This photo is from the New York Times photojournalism essay On the Bus, Away From the Pack. It is a part of their Lens photo essays. This photojournalism essay is about different Republican politicians running for the candidacy to run for president. Each photo is very distinct, and some of them are perfectly portraying the candidates’ personalities.
The photo I chose is of Newt Gingrich. He is at the Stum, Ruger & Co. factory in Newport, New Hampshire. The photo must have been taken in some sort of office. On the wall there are two mounted animal heads. One is of a wild hog of some sort, and its mouth is posed open. The photo is taken so that it looks as though animal is about to eat, what would be an oblivious, Newt Gingrich. Newt is posed in the middle of the photograph, neither the foreground nor background.
This photo is interesting because Newt Gingrich is still running for president, even though it seems as though his chances from winning the Republican candidacy are slim to none. I interpreted the wild boar-like animal to represent the main Republican candidate, Mitt Romney. If the animal is indeed to represent Romney, he is creeping up on Gingrich, ready to attach and take over.
Also, how Gingrich is posed affected lot of the photo. His back looks like it is truned to the animal. Gingrich is partially in profile. In this photo his large stomach is also very visible, and is highlighted by his red tie.

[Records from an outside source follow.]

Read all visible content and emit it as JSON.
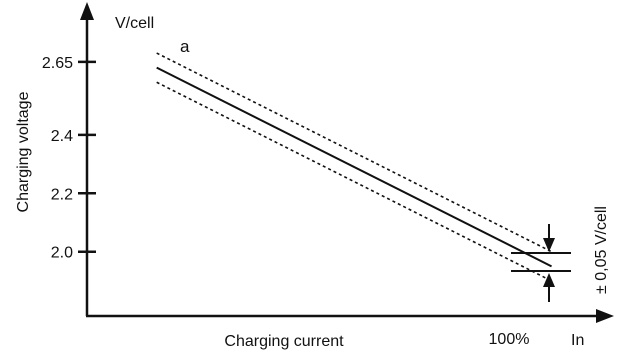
{
  "chart_data": {
    "type": "line",
    "xlabel": "Charging current",
    "ylabel": "Charging voltage",
    "x_unit": "In",
    "y_unit": "V/cell",
    "x_tick_labels": [
      "100%"
    ],
    "y_tick_labels": [
      "2.65",
      "2.4",
      "2.2",
      "2.0"
    ],
    "y_ticks": [
      2.65,
      2.4,
      2.2,
      2.0
    ],
    "xlim": [
      0,
      1.1
    ],
    "ylim": [
      1.78,
      2.8
    ],
    "grid": false,
    "series": [
      {
        "name": "a",
        "x": [
          0.15,
          1.0
        ],
        "y": [
          2.63,
          1.95
        ],
        "tolerance": 0.05
      }
    ],
    "annotations": {
      "curve_label": "a",
      "tolerance_label": "± 0,05 V/cell"
    },
    "colors": {
      "line": "#111111",
      "background": "#ffffff"
    }
  }
}
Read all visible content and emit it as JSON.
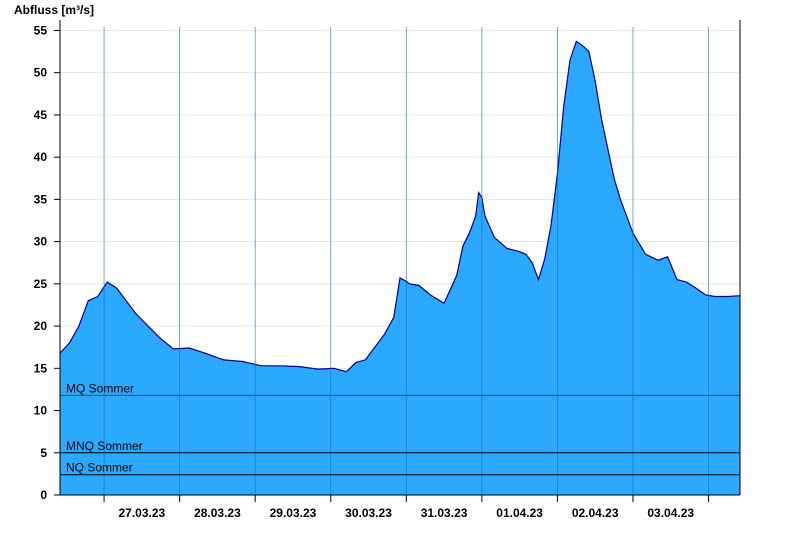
{
  "chart_data": {
    "type": "area",
    "ylabel": "Abfluss [m³/s]",
    "xlabel": "",
    "ylim": [
      0,
      56
    ],
    "yticks": [
      0,
      5,
      10,
      15,
      20,
      25,
      30,
      35,
      40,
      45,
      50,
      55
    ],
    "xlim": [
      "2023-03-26T10:00",
      "2023-04-04T10:00"
    ],
    "day_labels": [
      "27.03.23",
      "28.03.23",
      "29.03.23",
      "30.03.23",
      "31.03.23",
      "01.04.23",
      "02.04.23",
      "03.04.23"
    ],
    "grid": true,
    "colors": {
      "fill": "#2ba8ff",
      "line": "#00008b",
      "mq": "#008000",
      "mnq": "#000000",
      "nq": "#000000"
    },
    "reference_lines": [
      {
        "label": "MQ Sommer",
        "value": 11.8,
        "color": "#008000"
      },
      {
        "label": "MNQ Sommer",
        "value": 5.0,
        "color": "#000000"
      },
      {
        "label": "NQ Sommer",
        "value": 2.4,
        "color": "#000000"
      }
    ],
    "series": [
      {
        "x": [
          "2023-03-26T10:00",
          "2023-03-26T13:00",
          "2023-03-26T16:00",
          "2023-03-26T19:00",
          "2023-03-26T22:00",
          "2023-03-27T01:00",
          "2023-03-27T04:00",
          "2023-03-27T07:00",
          "2023-03-27T10:00",
          "2023-03-27T14:00",
          "2023-03-27T18:00",
          "2023-03-27T22:00",
          "2023-03-28T03:00",
          "2023-03-28T08:00",
          "2023-03-28T14:00",
          "2023-03-28T20:00",
          "2023-03-29T02:00",
          "2023-03-29T08:00",
          "2023-03-29T14:00",
          "2023-03-29T20:00",
          "2023-03-30T01:00",
          "2023-03-30T05:00",
          "2023-03-30T08:00",
          "2023-03-30T11:00",
          "2023-03-30T14:00",
          "2023-03-30T17:00",
          "2023-03-30T20:00",
          "2023-03-30T22:00",
          "2023-03-31T00:00",
          "2023-03-31T01:00",
          "2023-03-31T04:00",
          "2023-03-31T08:00",
          "2023-03-31T12:00",
          "2023-03-31T16:00",
          "2023-03-31T18:00",
          "2023-03-31T20:00",
          "2023-03-31T22:00",
          "2023-03-31T23:00",
          "2023-04-01T00:00",
          "2023-04-01T01:00",
          "2023-04-01T04:00",
          "2023-04-01T08:00",
          "2023-04-01T12:00",
          "2023-04-01T14:00",
          "2023-04-01T16:00",
          "2023-04-01T18:00",
          "2023-04-01T20:00",
          "2023-04-01T22:00",
          "2023-04-02T00:00",
          "2023-04-02T02:00",
          "2023-04-02T04:00",
          "2023-04-02T06:00",
          "2023-04-02T08:00",
          "2023-04-02T10:00",
          "2023-04-02T12:00",
          "2023-04-02T14:00",
          "2023-04-02T16:00",
          "2023-04-02T18:00",
          "2023-04-02T20:00",
          "2023-04-02T22:00",
          "2023-04-03T00:00",
          "2023-04-03T04:00",
          "2023-04-03T08:00",
          "2023-04-03T11:00",
          "2023-04-03T14:00",
          "2023-04-03T17:00",
          "2023-04-03T20:00",
          "2023-04-03T23:00",
          "2023-04-04T02:00",
          "2023-04-04T06:00",
          "2023-04-04T10:00"
        ],
        "values": [
          16.8,
          18.0,
          20.0,
          23.0,
          23.5,
          25.2,
          24.5,
          23.0,
          21.5,
          20.0,
          18.5,
          17.3,
          17.4,
          16.8,
          16.0,
          15.8,
          15.3,
          15.3,
          15.2,
          14.9,
          15.0,
          14.6,
          15.7,
          16.0,
          17.5,
          19.0,
          21.0,
          25.7,
          25.3,
          25.0,
          24.8,
          23.6,
          22.7,
          26.0,
          29.5,
          31.0,
          33.0,
          35.8,
          35.2,
          33.0,
          30.5,
          29.2,
          28.8,
          28.5,
          27.5,
          25.5,
          28.0,
          32.0,
          38.0,
          46.0,
          51.5,
          53.7,
          53.2,
          52.5,
          49.0,
          44.5,
          41.0,
          37.5,
          35.0,
          33.0,
          31.0,
          28.5,
          27.8,
          28.2,
          25.5,
          25.2,
          24.5,
          23.7,
          23.5,
          23.5,
          23.6
        ]
      }
    ]
  }
}
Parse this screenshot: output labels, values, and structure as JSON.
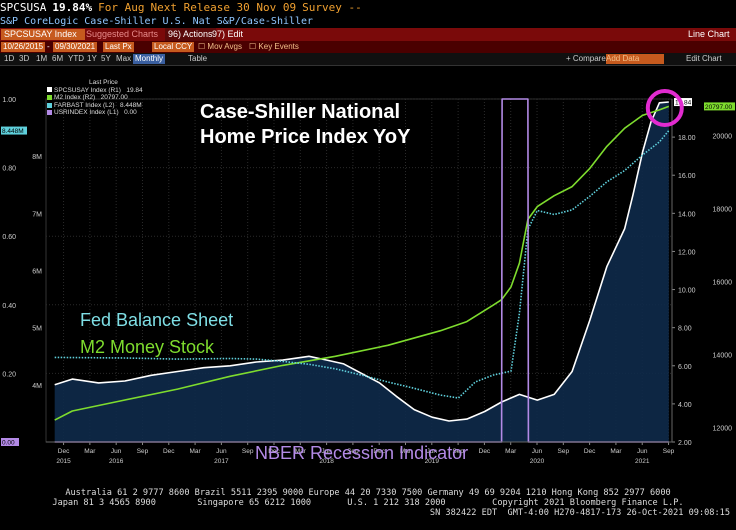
{
  "header": {
    "ticker": "SPCSUSA",
    "last_value": "19.84%",
    "for_period": "For Aug",
    "next_release": "Next Release 30 Nov 09",
    "survey": "Survey --",
    "description": "S&P CoreLogic Case-Shiller U.S. Nat S&P/Case-Shiller"
  },
  "toolbar": {
    "security": "SPCSUSAY Index",
    "suggested_charts": "Suggested Charts",
    "actions": "96) Actions",
    "edit": "97) Edit",
    "chart_type": "Line Chart"
  },
  "rangebar": {
    "start_date": "10/26/2015",
    "end_date": "09/30/2021",
    "price_field": "Last Px",
    "currency": "Local CCY",
    "mov_avgs": "Mov Avgs",
    "key_events": "Key Events"
  },
  "periodbar": {
    "periods": [
      "1D",
      "3D",
      "1M",
      "6M",
      "YTD",
      "1Y",
      "5Y",
      "Max"
    ],
    "frequency": "Monthly",
    "table": "Table",
    "compare": "+ Compare",
    "add_data": "Add Data",
    "edit_chart": "Edit Chart"
  },
  "legend": {
    "header": "Last Price",
    "items": [
      {
        "label": "SPCSUSAY Index (R1)",
        "value": "19.84",
        "color": "#ffffff"
      },
      {
        "label": "M2 Index (R2)",
        "value": "20797.00",
        "color": "#7edc2e"
      },
      {
        "label": "FARBAST Index (L2)",
        "value": "8.448M",
        "color": "#5fd0dc"
      },
      {
        "label": "USRINDEX Index (L1)",
        "value": "0.00",
        "color": "#b38ae6"
      }
    ]
  },
  "annotations": {
    "title_line1": "Case-Shiller National",
    "title_line2": "Home Price Index YoY",
    "fed": "Fed Balance Sheet",
    "m2": "M2 Money Stock",
    "nber": "NBER Recession Indicator"
  },
  "footer": {
    "line1": "Australia 61 2 9777 8600 Brazil 5511 2395 9000 Europe 44 20 7330 7500 Germany 49 69 9204 1210 Hong Kong 852 2977 6000",
    "line2": "Japan 81 3 4565 8900        Singapore 65 6212 1000       U.S. 1 212 318 2000         Copyright 2021 Bloomberg Finance L.P.",
    "line3": "SN 382422 EDT  GMT-4:00 H270-4817-173 26-Oct-2021 09:08:15"
  },
  "chart_data": {
    "type": "line",
    "x_range": [
      "2015-10",
      "2021-09"
    ],
    "x_ticks": [
      {
        "label": "Dec",
        "t": 2015.917
      },
      {
        "label": "Mar",
        "t": 2016.167
      },
      {
        "label": "Jun",
        "t": 2016.417
      },
      {
        "label": "Sep",
        "t": 2016.667
      },
      {
        "label": "Dec",
        "t": 2016.917
      },
      {
        "label": "Mar",
        "t": 2017.167
      },
      {
        "label": "Jun",
        "t": 2017.417
      },
      {
        "label": "Sep",
        "t": 2017.667
      },
      {
        "label": "Dec",
        "t": 2017.917
      },
      {
        "label": "Mar",
        "t": 2018.167
      },
      {
        "label": "Jun",
        "t": 2018.417
      },
      {
        "label": "Sep",
        "t": 2018.667
      },
      {
        "label": "Dec",
        "t": 2018.917
      },
      {
        "label": "Mar",
        "t": 2019.167
      },
      {
        "label": "Jun",
        "t": 2019.417
      },
      {
        "label": "Sep",
        "t": 2019.667
      },
      {
        "label": "Dec",
        "t": 2019.917
      },
      {
        "label": "Mar",
        "t": 2020.167
      },
      {
        "label": "Jun",
        "t": 2020.417
      },
      {
        "label": "Sep",
        "t": 2020.667
      },
      {
        "label": "Dec",
        "t": 2020.917
      },
      {
        "label": "Mar",
        "t": 2021.167
      },
      {
        "label": "Jun",
        "t": 2021.417
      },
      {
        "label": "Sep",
        "t": 2021.667
      }
    ],
    "year_labels": [
      {
        "label": "2015",
        "t": 2015.917
      },
      {
        "label": "2016",
        "t": 2016.417
      },
      {
        "label": "2017",
        "t": 2017.417
      },
      {
        "label": "2018",
        "t": 2018.417
      },
      {
        "label": "2019",
        "t": 2019.417
      },
      {
        "label": "2020",
        "t": 2020.417
      },
      {
        "label": "2021",
        "t": 2021.417
      }
    ],
    "axis_L1": {
      "name": "USRINDEX",
      "range": [
        0,
        1.0
      ],
      "ticks": [
        "0.00",
        "0.20",
        "0.40",
        "0.60",
        "0.80",
        "1.00"
      ],
      "tick_values": [
        0,
        0.2,
        0.4,
        0.6,
        0.8,
        1.0
      ]
    },
    "axis_L2": {
      "name": "FARBAST",
      "range": [
        3.0,
        9.0
      ],
      "ticks": [
        "4M",
        "5M",
        "6M",
        "7M",
        "8M"
      ],
      "tick_values": [
        4,
        5,
        6,
        7,
        8
      ]
    },
    "axis_R1": {
      "name": "SPCSUSAY",
      "range": [
        2.0,
        20.0
      ],
      "ticks": [
        "2.00",
        "4.00",
        "6.00",
        "8.00",
        "10.00",
        "12.00",
        "14.00",
        "16.00",
        "18.00"
      ],
      "tick_values": [
        2,
        4,
        6,
        8,
        10,
        12,
        14,
        16,
        18
      ]
    },
    "axis_R2": {
      "name": "M2",
      "range": [
        11600,
        21000
      ],
      "ticks": [
        "12000",
        "14000",
        "16000",
        "18000",
        "20000"
      ],
      "tick_values": [
        12000,
        14000,
        16000,
        18000,
        20000
      ]
    },
    "series": [
      {
        "name": "SPCSUSAY Index",
        "axis": "R1",
        "color": "#ffffff",
        "fill": true,
        "points": [
          [
            2015.833,
            5.0
          ],
          [
            2016.0,
            5.3
          ],
          [
            2016.25,
            5.1
          ],
          [
            2016.5,
            5.2
          ],
          [
            2016.75,
            5.5
          ],
          [
            2017.0,
            5.7
          ],
          [
            2017.25,
            5.9
          ],
          [
            2017.5,
            6.0
          ],
          [
            2017.75,
            6.2
          ],
          [
            2018.0,
            6.3
          ],
          [
            2018.25,
            6.5
          ],
          [
            2018.42,
            6.3
          ],
          [
            2018.58,
            6.1
          ],
          [
            2018.75,
            5.6
          ],
          [
            2018.92,
            5.1
          ],
          [
            2019.08,
            4.4
          ],
          [
            2019.25,
            3.7
          ],
          [
            2019.42,
            3.3
          ],
          [
            2019.58,
            3.1
          ],
          [
            2019.75,
            3.2
          ],
          [
            2019.92,
            3.6
          ],
          [
            2020.08,
            4.1
          ],
          [
            2020.25,
            4.5
          ],
          [
            2020.42,
            4.2
          ],
          [
            2020.58,
            4.5
          ],
          [
            2020.75,
            5.7
          ],
          [
            2020.92,
            8.4
          ],
          [
            2021.08,
            11.2
          ],
          [
            2021.25,
            13.2
          ],
          [
            2021.33,
            15.0
          ],
          [
            2021.42,
            17.2
          ],
          [
            2021.5,
            18.8
          ],
          [
            2021.58,
            19.8
          ],
          [
            2021.67,
            19.84
          ]
        ]
      },
      {
        "name": "M2 Index",
        "axis": "R2",
        "color": "#7edc2e",
        "fill": false,
        "points": [
          [
            2015.833,
            12200
          ],
          [
            2016.0,
            12450
          ],
          [
            2016.5,
            12750
          ],
          [
            2017.0,
            13050
          ],
          [
            2017.5,
            13400
          ],
          [
            2018.0,
            13700
          ],
          [
            2018.5,
            13950
          ],
          [
            2019.0,
            14250
          ],
          [
            2019.5,
            14650
          ],
          [
            2019.75,
            14900
          ],
          [
            2020.0,
            15350
          ],
          [
            2020.08,
            15500
          ],
          [
            2020.17,
            15850
          ],
          [
            2020.25,
            16500
          ],
          [
            2020.33,
            17700
          ],
          [
            2020.42,
            18050
          ],
          [
            2020.58,
            18350
          ],
          [
            2020.75,
            18600
          ],
          [
            2020.92,
            19100
          ],
          [
            2021.08,
            19700
          ],
          [
            2021.25,
            20200
          ],
          [
            2021.42,
            20550
          ],
          [
            2021.58,
            20700
          ],
          [
            2021.67,
            20797
          ]
        ]
      },
      {
        "name": "FARBAST Index",
        "axis": "L2",
        "color": "#5fd0dc",
        "fill": false,
        "dotted": true,
        "points": [
          [
            2015.833,
            4.48
          ],
          [
            2016.5,
            4.47
          ],
          [
            2017.0,
            4.45
          ],
          [
            2017.5,
            4.46
          ],
          [
            2017.75,
            4.45
          ],
          [
            2018.0,
            4.41
          ],
          [
            2018.25,
            4.36
          ],
          [
            2018.5,
            4.28
          ],
          [
            2018.75,
            4.17
          ],
          [
            2019.0,
            4.05
          ],
          [
            2019.25,
            3.94
          ],
          [
            2019.5,
            3.82
          ],
          [
            2019.67,
            3.77
          ],
          [
            2019.83,
            4.05
          ],
          [
            2020.0,
            4.17
          ],
          [
            2020.17,
            4.24
          ],
          [
            2020.25,
            5.25
          ],
          [
            2020.33,
            6.72
          ],
          [
            2020.42,
            7.05
          ],
          [
            2020.58,
            6.98
          ],
          [
            2020.75,
            7.06
          ],
          [
            2020.92,
            7.3
          ],
          [
            2021.08,
            7.55
          ],
          [
            2021.25,
            7.75
          ],
          [
            2021.42,
            8.02
          ],
          [
            2021.58,
            8.25
          ],
          [
            2021.67,
            8.448
          ]
        ]
      },
      {
        "name": "USRINDEX Index",
        "axis": "L1",
        "color": "#b38ae6",
        "fill": false,
        "points": [
          [
            2015.833,
            0.0
          ],
          [
            2020.08,
            0.0
          ],
          [
            2020.085,
            1.0
          ],
          [
            2020.33,
            1.0
          ],
          [
            2020.335,
            0.0
          ],
          [
            2021.67,
            0.0
          ]
        ]
      }
    ],
    "last_value_tags": [
      {
        "label": "19.84",
        "axis": "R1",
        "value": 19.84,
        "bg": "#ffffff",
        "fg": "#000000"
      },
      {
        "label": "20797.00",
        "axis": "R2",
        "value": 20797,
        "bg": "#7edc2e",
        "fg": "#000000"
      },
      {
        "label": "8.448M",
        "axis": "L2",
        "value": 8.448,
        "bg": "#5fd0dc",
        "fg": "#000000"
      },
      {
        "label": "0.00",
        "axis": "L1",
        "value": 0.0,
        "bg": "#b38ae6",
        "fg": "#000000"
      }
    ]
  }
}
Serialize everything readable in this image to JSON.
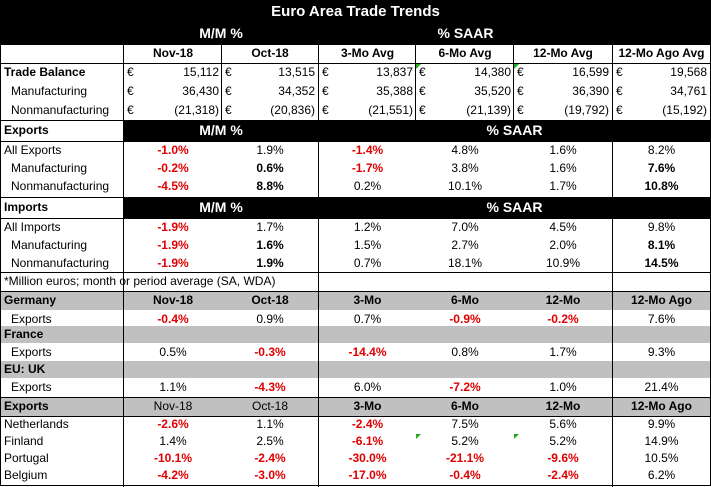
{
  "title": "Euro Area Trade Trends",
  "header": {
    "mm": "M/M %",
    "saar": "% SAAR",
    "cols": [
      "Nov-18",
      "Oct-18",
      "3-Mo Avg",
      "6-Mo Avg",
      "12-Mo Avg",
      "12-Mo Ago Avg"
    ]
  },
  "trade": {
    "currency": "€",
    "rows": [
      {
        "label": "Trade Balance",
        "vals": [
          "15,112",
          "13,515",
          "13,837",
          "14,380",
          "16,599",
          "19,568"
        ]
      },
      {
        "label": "Manufacturing",
        "vals": [
          "36,430",
          "34,352",
          "35,388",
          "35,520",
          "36,390",
          "34,761"
        ]
      },
      {
        "label": "Nonmanufacturing",
        "vals": [
          "(21,318)",
          "(20,836)",
          "(21,551)",
          "(21,139)",
          "(19,792)",
          "(15,192)"
        ]
      }
    ]
  },
  "exports": {
    "label": "Exports",
    "mm": "M/M %",
    "saar": "% SAAR",
    "rows": [
      {
        "label": "All Exports",
        "vals": [
          "-1.0%",
          "1.9%",
          "-1.4%",
          "4.8%",
          "1.6%",
          "8.2%"
        ]
      },
      {
        "label": "Manufacturing",
        "vals": [
          "-0.2%",
          "0.6%",
          "-1.7%",
          "3.8%",
          "1.6%",
          "7.6%"
        ]
      },
      {
        "label": "Nonmanufacturing",
        "vals": [
          "-4.5%",
          "8.8%",
          "0.2%",
          "10.1%",
          "1.7%",
          "10.8%"
        ]
      }
    ]
  },
  "imports": {
    "label": "Imports",
    "mm": "M/M %",
    "saar": "% SAAR",
    "rows": [
      {
        "label": "All Imports",
        "vals": [
          "-1.9%",
          "1.7%",
          "1.2%",
          "7.0%",
          "4.5%",
          "9.8%"
        ]
      },
      {
        "label": "Manufacturing",
        "vals": [
          "-1.9%",
          "1.6%",
          "1.5%",
          "2.7%",
          "2.0%",
          "8.1%"
        ]
      },
      {
        "label": "Nonmanufacturing",
        "vals": [
          "-1.9%",
          "1.9%",
          "0.7%",
          "18.1%",
          "10.9%",
          "14.5%"
        ]
      }
    ]
  },
  "footnote": "*Million euros; month or period average (SA, WDA)",
  "country_header": {
    "label": "Germany",
    "cols": [
      "Nov-18",
      "Oct-18",
      "3-Mo",
      "6-Mo",
      "12-Mo",
      "12-Mo Ago"
    ]
  },
  "countries": [
    {
      "name": "Germany",
      "sub": "Exports",
      "vals": [
        "-0.4%",
        "0.9%",
        "0.7%",
        "-0.9%",
        "-0.2%",
        "7.6%"
      ]
    },
    {
      "name": "France",
      "sub": "Exports",
      "vals": [
        "0.5%",
        "-0.3%",
        "-14.4%",
        "0.8%",
        "1.7%",
        "9.3%"
      ]
    },
    {
      "name": "EU: UK",
      "sub": "Exports",
      "vals": [
        "1.1%",
        "-4.3%",
        "6.0%",
        "-7.2%",
        "1.0%",
        "21.4%"
      ]
    }
  ],
  "exports_header": {
    "label": "Exports",
    "cols": [
      "Nov-18",
      "Oct-18",
      "3-Mo",
      "6-Mo",
      "12-Mo",
      "12-Mo Ago"
    ]
  },
  "export_countries": [
    {
      "label": "Netherlands",
      "vals": [
        "-2.6%",
        "1.1%",
        "-2.4%",
        "7.5%",
        "5.6%",
        "9.9%"
      ]
    },
    {
      "label": "Finland",
      "vals": [
        "1.4%",
        "2.5%",
        "-6.1%",
        "5.2%",
        "5.2%",
        "14.9%"
      ]
    },
    {
      "label": "Portugal",
      "vals": [
        "-10.1%",
        "-2.4%",
        "-30.0%",
        "-21.1%",
        "-9.6%",
        "10.5%"
      ]
    },
    {
      "label": "Belgium",
      "vals": [
        "-4.2%",
        "-3.0%",
        "-17.0%",
        "-0.4%",
        "-2.4%",
        "6.2%"
      ]
    }
  ],
  "colors": {
    "negative": "#e00000",
    "header_bg": "#000000",
    "band_bg": "#c0c0c0"
  }
}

The photo is also intriguing because it was taken on a slight angle. The subjects of the photo are stagnant, standing in place. But the angle at which the photo was taken gives it a sense of action. It makes it seem as though something is about to happen to Newt Gingrich, because he is the focus of the photo. The implied action is also what make the mounted head look alive. The angle enhances the fact that the creature might just pounce on Gingrich.